Chapter 7 Additional resources

  • Coding errors: A coding error will occur when a section of the code, of the reproduction package, executes a procedure that is in direct contradiction with the intended procedure expressed in the documentation (paper or comments of the code). For example an error happens if the paper specify that the analysis is perform on the population of males, but the code restricts the analysis to females only.
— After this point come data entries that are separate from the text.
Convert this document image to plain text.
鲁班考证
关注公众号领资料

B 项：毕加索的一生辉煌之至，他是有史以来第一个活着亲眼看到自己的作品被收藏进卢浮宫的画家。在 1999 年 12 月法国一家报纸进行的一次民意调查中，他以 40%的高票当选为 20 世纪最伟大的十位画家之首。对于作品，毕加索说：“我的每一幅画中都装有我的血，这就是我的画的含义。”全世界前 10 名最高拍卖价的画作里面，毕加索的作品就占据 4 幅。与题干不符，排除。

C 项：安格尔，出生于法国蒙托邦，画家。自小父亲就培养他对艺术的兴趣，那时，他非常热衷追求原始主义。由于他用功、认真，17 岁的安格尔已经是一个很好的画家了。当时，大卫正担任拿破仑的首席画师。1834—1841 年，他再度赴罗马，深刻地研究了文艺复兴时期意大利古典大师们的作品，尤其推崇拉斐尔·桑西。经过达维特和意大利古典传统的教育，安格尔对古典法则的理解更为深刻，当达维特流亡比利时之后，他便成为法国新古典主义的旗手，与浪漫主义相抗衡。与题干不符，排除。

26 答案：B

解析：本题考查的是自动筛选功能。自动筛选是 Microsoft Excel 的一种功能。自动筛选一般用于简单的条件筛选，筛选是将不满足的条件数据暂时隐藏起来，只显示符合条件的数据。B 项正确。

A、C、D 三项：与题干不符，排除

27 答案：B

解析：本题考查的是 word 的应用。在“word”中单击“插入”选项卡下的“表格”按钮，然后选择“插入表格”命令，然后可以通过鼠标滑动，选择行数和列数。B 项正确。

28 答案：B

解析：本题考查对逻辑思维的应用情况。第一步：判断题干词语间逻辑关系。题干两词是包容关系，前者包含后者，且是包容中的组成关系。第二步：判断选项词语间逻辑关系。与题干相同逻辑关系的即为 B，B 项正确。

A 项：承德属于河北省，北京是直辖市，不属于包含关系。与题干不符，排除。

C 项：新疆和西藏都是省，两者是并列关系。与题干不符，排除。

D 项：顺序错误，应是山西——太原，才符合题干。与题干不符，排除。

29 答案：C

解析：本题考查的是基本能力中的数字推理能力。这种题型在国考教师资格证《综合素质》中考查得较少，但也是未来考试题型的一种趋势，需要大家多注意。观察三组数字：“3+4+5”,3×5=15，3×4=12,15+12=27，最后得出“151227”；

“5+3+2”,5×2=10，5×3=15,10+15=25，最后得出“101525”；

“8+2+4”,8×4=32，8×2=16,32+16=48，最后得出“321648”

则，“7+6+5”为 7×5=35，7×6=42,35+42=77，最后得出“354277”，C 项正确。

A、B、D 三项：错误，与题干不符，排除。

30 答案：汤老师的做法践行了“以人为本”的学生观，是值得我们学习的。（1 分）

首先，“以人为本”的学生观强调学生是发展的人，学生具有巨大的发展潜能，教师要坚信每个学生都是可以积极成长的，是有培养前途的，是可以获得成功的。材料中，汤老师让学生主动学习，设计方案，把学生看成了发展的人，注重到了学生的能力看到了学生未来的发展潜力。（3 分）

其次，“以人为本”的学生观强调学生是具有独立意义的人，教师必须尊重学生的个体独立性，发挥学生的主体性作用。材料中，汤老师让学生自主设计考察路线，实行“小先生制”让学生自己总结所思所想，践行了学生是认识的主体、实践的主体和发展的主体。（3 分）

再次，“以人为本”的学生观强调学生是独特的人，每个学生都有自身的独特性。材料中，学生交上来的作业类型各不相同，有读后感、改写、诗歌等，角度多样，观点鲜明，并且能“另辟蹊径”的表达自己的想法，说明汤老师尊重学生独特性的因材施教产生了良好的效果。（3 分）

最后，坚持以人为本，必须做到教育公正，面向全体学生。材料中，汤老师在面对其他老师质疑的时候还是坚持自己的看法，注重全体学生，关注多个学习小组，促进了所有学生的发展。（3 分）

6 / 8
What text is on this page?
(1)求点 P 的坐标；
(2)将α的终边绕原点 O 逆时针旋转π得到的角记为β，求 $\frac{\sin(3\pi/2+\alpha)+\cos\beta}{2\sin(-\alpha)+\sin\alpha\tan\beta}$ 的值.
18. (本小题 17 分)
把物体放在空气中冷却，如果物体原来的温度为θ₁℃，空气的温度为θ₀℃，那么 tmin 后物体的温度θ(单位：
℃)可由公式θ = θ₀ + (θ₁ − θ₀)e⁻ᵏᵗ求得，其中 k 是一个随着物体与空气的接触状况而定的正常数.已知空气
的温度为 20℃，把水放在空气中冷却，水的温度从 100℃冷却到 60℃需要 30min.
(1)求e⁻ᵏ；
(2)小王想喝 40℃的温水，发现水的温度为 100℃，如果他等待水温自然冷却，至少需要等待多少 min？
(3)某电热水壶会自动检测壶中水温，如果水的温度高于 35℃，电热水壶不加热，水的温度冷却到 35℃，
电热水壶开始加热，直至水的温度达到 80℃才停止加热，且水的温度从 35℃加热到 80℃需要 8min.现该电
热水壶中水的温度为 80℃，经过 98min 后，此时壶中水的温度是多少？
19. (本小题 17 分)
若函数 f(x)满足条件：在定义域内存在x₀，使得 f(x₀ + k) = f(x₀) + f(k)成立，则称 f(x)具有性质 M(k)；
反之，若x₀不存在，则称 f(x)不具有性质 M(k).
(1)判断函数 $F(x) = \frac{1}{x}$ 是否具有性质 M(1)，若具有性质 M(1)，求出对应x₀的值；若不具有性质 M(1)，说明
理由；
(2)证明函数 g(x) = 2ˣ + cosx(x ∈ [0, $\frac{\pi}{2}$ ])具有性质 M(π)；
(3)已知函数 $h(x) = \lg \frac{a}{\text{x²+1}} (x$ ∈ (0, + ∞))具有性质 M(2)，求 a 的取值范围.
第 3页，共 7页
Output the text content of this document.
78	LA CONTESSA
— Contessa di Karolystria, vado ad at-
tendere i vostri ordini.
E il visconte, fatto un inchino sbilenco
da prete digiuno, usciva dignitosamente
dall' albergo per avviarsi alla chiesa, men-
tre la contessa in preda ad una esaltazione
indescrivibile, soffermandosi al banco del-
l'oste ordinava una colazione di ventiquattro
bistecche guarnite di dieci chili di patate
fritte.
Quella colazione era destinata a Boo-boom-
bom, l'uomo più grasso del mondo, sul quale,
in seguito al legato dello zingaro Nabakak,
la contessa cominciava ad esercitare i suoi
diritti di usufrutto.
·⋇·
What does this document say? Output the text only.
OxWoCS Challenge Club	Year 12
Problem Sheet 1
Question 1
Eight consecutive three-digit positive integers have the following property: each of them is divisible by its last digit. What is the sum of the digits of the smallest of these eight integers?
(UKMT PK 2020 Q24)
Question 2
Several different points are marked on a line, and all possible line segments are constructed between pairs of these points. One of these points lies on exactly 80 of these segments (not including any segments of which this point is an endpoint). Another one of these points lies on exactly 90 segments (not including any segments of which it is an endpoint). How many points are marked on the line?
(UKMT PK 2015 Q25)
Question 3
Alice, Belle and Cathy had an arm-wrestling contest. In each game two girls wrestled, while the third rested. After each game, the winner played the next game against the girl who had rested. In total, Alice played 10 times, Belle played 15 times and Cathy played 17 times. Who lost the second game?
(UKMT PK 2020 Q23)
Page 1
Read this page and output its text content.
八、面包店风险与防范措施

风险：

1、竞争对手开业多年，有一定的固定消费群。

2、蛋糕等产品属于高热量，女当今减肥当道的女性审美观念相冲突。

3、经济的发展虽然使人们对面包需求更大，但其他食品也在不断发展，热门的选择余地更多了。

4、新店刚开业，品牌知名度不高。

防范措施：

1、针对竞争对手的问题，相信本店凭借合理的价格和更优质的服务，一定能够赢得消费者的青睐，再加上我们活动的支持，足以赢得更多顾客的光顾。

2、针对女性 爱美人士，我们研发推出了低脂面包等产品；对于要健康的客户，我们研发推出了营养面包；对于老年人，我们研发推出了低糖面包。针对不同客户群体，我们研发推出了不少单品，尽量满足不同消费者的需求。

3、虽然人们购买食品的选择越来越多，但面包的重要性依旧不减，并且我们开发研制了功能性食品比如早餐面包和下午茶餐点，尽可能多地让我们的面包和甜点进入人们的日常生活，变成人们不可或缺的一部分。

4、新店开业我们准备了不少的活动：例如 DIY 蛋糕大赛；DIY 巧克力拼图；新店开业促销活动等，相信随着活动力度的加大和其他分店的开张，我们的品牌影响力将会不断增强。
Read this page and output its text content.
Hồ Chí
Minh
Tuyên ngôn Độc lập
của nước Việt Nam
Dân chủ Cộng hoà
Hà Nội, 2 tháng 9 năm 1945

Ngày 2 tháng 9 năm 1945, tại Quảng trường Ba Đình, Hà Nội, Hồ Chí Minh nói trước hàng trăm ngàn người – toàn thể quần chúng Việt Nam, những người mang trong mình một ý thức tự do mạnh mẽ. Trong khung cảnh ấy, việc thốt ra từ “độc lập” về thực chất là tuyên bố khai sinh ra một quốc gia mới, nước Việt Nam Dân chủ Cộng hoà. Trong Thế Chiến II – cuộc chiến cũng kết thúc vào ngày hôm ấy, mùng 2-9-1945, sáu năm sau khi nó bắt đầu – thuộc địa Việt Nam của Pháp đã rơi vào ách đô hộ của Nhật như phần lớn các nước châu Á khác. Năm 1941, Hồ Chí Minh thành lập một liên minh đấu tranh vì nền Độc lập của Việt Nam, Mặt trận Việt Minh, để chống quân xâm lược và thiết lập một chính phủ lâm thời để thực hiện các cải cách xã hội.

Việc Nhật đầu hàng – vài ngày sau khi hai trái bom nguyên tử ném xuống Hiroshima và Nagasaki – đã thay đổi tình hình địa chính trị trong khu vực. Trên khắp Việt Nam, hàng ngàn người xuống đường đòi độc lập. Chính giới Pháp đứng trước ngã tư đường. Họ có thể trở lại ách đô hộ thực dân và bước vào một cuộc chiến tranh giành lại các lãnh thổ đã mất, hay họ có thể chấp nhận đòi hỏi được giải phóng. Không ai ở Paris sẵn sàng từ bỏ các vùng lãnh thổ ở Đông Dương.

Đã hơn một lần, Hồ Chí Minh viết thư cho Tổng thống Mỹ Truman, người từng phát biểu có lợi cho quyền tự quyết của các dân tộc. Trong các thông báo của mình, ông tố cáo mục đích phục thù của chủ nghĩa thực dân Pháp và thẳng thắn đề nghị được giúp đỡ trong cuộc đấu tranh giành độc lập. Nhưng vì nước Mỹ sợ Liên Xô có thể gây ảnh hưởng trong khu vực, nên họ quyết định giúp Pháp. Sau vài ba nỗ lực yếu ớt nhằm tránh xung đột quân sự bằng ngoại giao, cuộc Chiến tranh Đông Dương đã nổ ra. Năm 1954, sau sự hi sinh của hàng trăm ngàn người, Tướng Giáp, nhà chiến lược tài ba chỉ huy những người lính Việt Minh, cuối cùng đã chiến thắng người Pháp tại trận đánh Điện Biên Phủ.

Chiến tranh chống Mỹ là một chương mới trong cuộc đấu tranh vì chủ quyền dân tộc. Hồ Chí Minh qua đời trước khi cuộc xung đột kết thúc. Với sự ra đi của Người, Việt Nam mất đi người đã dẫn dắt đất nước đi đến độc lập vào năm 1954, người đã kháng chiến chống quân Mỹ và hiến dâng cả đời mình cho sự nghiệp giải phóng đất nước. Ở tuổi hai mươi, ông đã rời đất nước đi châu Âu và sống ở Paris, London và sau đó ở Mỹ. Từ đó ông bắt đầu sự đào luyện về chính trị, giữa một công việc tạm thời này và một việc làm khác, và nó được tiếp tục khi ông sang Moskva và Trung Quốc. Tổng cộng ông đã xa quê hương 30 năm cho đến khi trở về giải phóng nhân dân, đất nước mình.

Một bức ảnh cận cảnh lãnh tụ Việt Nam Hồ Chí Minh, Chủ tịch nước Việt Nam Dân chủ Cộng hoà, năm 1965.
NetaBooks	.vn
Please follow the ACRE procedure to report coding errors.

Create a section with short summaries of great resources for comp. repro and invite reader to contribute.

7.1 Some summaries

7.1.1 Summary on reproducible workflow (Chapter 11) from Christensen, Freese, and Miguel (2019):

Workflow practices, coding practices, and version control are three tools to make your work more reproducible:

Folder organization

  • Create a master folder with a descriptive name for the project, which should contain:
    • separate folders for programming script files, raw data, edited data, output, final paper or article text
    • a README file: description of contents of each folder, and installation and operating instructions for a reproducer
  • Keep raw data intact: any edits or datasets generated using raw data should be stored in a “data” folder separate from the “raw data” folder
  • When naming a directory or file, stick to lowercase letters with underscores (instead of spaces) to avoid cross-operating-system issues

Efficient and readable programming

  • Leave a record of any changes to the data: write code in the programming environment, instead of modifying data by hand in a spreadsheet or relying on point-and-click options
  • Include comments in code to explain changes, and save intermediate datsets used in analysis
  • Give variables names that are informative to future reproducers
  • Use relative directory paths, not absolute paths, so the work can be more easily reproduced from different computers.

Version control:

  • Maintain a written record of work:
    • In a central research log: log activities in a single central file as often as work on the project is being done (“which team member writes what code, produces what output, edits which files, and when.”)
    • in script files: “who edited which part of which file when, and why”
    • with a version control system, such as Git: Git records changes made to files, by whom, and when
  • A brief explanation of Git: users add changed files to the staging area, and then commit those changes to the project folder, or repository. Git keeps the filename and records the new version of each file from the staging area.

References

Christensen, Garret, Jeremy Freese, and Edward Miguel. 2019. Transparent and Reproducible Social Science Research: How to Do Open Science. University of California Press.